Author and writing consultant, Rick Shelton, made a statement in a recent workshop that has stuck with me. Although he was giving a Writing Workshop on how we as educators could better instruct children in the art of writing, his truths hit home with me, an author, as well.
"A character should only have a name if he or she does something important in the story."
Hmm. After I thought about it, the statement was so obvious I wanted to slap my hand against my forehead. After all, if the character is so minor that he contributes little or nothing to the plot, why do we care what his name is?
As readers of fiction, we want to connect with the characters in the story. And one of the first ways anyone connects is by knowing another's name. Yet if I give a name to everyone in the story, it devalues the main characters, as well as disconnects the reader. Once a character is named, we automatically begin to picture that character in our mind. We try to form an opinion of that character. Are we going to like this person or not? How is he important to the plot? What is he going to do?

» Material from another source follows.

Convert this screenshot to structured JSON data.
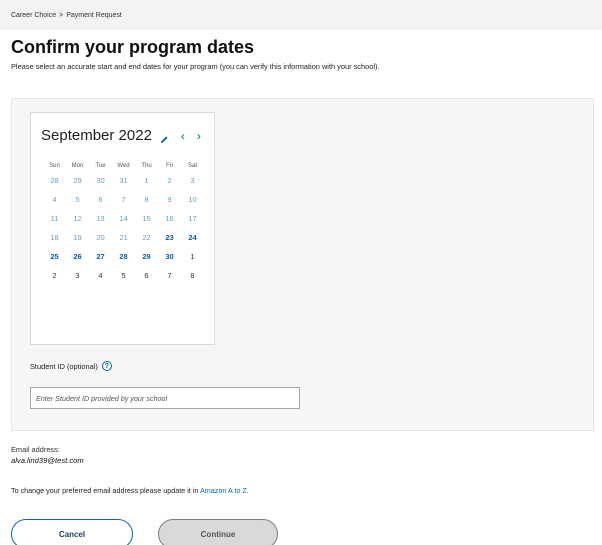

Take for example the beginning (paraphrased) of a recent young author's short story:
Me and my friends, Mallory Grace and Susan and Emily and Emma Claire all went to the mall. Mallory Grace and I decided to get an ice cream. I got chocolate chip and Mallory Grace ordered a plain vanilla. While we were sitting in the food court enjoying our frozen treats we saw some cute boys.

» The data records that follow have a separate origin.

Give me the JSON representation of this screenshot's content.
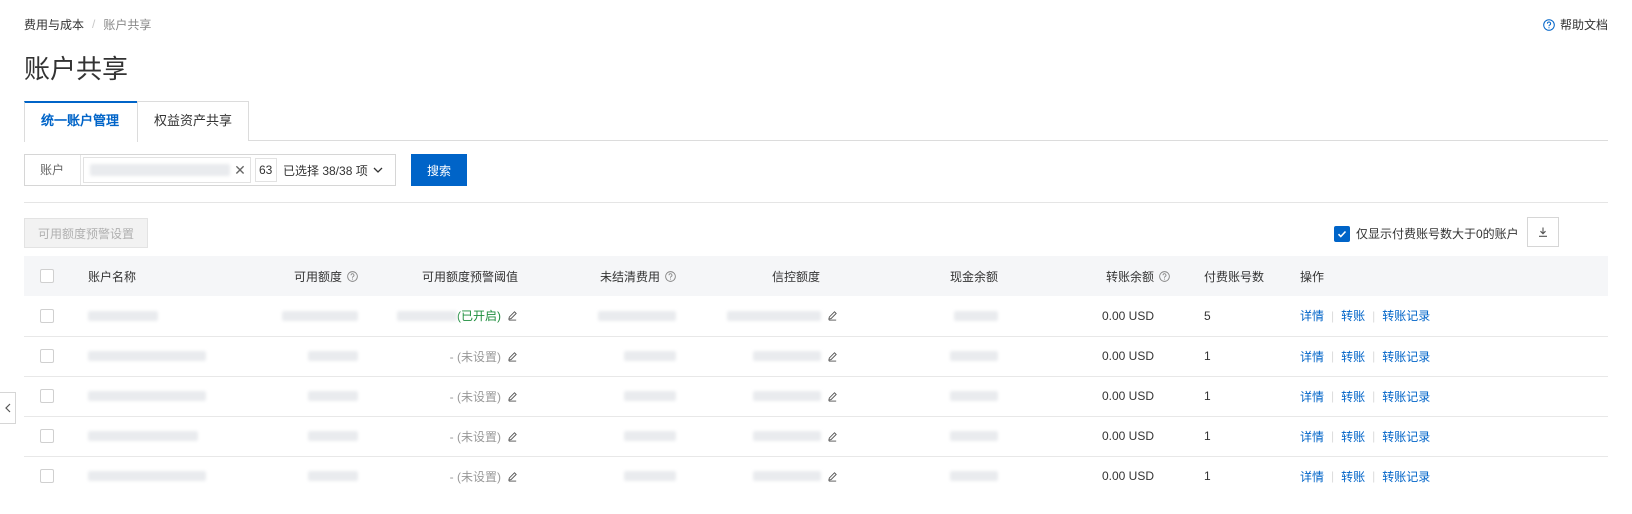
{
  "breadcrumb": {
    "root": "费用与成本",
    "separator": "/",
    "current": "账户共享"
  },
  "help": {
    "label": "帮助文档"
  },
  "page_title": "账户共享",
  "tabs": [
    {
      "label": "统一账户管理",
      "active": true
    },
    {
      "label": "权益资产共享",
      "active": false
    }
  ],
  "filter": {
    "label": "账户",
    "count_prefix": "63",
    "selected_label": "已选择 38/38 项",
    "search_button": "搜索"
  },
  "toolbar": {
    "threshold_button": "可用额度预警设置",
    "only_show_label": "仅显示付费账号数大于0的账户",
    "only_show_checked": true
  },
  "table": {
    "columns": {
      "name": "账户名称",
      "available": "可用额度",
      "threshold": "可用额度预警阈值",
      "unsettled": "未结清费用",
      "credit": "信控额度",
      "cash": "现金余额",
      "transfer": "转账余额",
      "payer_count": "付费账号数",
      "actions": "操作"
    },
    "rows": [
      {
        "threshold_status": "(已开启)",
        "transfer_balance": "0.00 USD",
        "payer_count": "5"
      },
      {
        "threshold_status": "- (未设置)",
        "transfer_balance": "0.00 USD",
        "payer_count": "1"
      },
      {
        "threshold_status": "- (未设置)",
        "transfer_balance": "0.00 USD",
        "payer_count": "1"
      },
      {
        "threshold_status": "- (未设置)",
        "transfer_balance": "0.00 USD",
        "payer_count": "1"
      },
      {
        "threshold_status": "- (未设置)",
        "transfer_balance": "0.00 USD",
        "payer_count": "1"
      }
    ],
    "actions": {
      "detail": "详情",
      "transfer": "转账",
      "transfer_record": "转账记录"
    }
  },
  "colors": {
    "accent": "#0064c8",
    "enabled_status": "#1e8e3e"
  }
}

Well, okay. Where did Susan and Emily and Emma Claire go? If they are no longer going to be in the story, do I really have to know their names? The answer, of course, is no.
The young author could just as easily have begun with something like, "I went to the mall with Mallory Grace and some friends."
Again, although the examples are elementary, the truths are still valid. So consider, please, if it is truly important to give a name to the post man, the bus driver, and the sister-in-law's pet poodle. Unless they have more than a ten second part in the story, it's not impolite to allow them to remain nameless.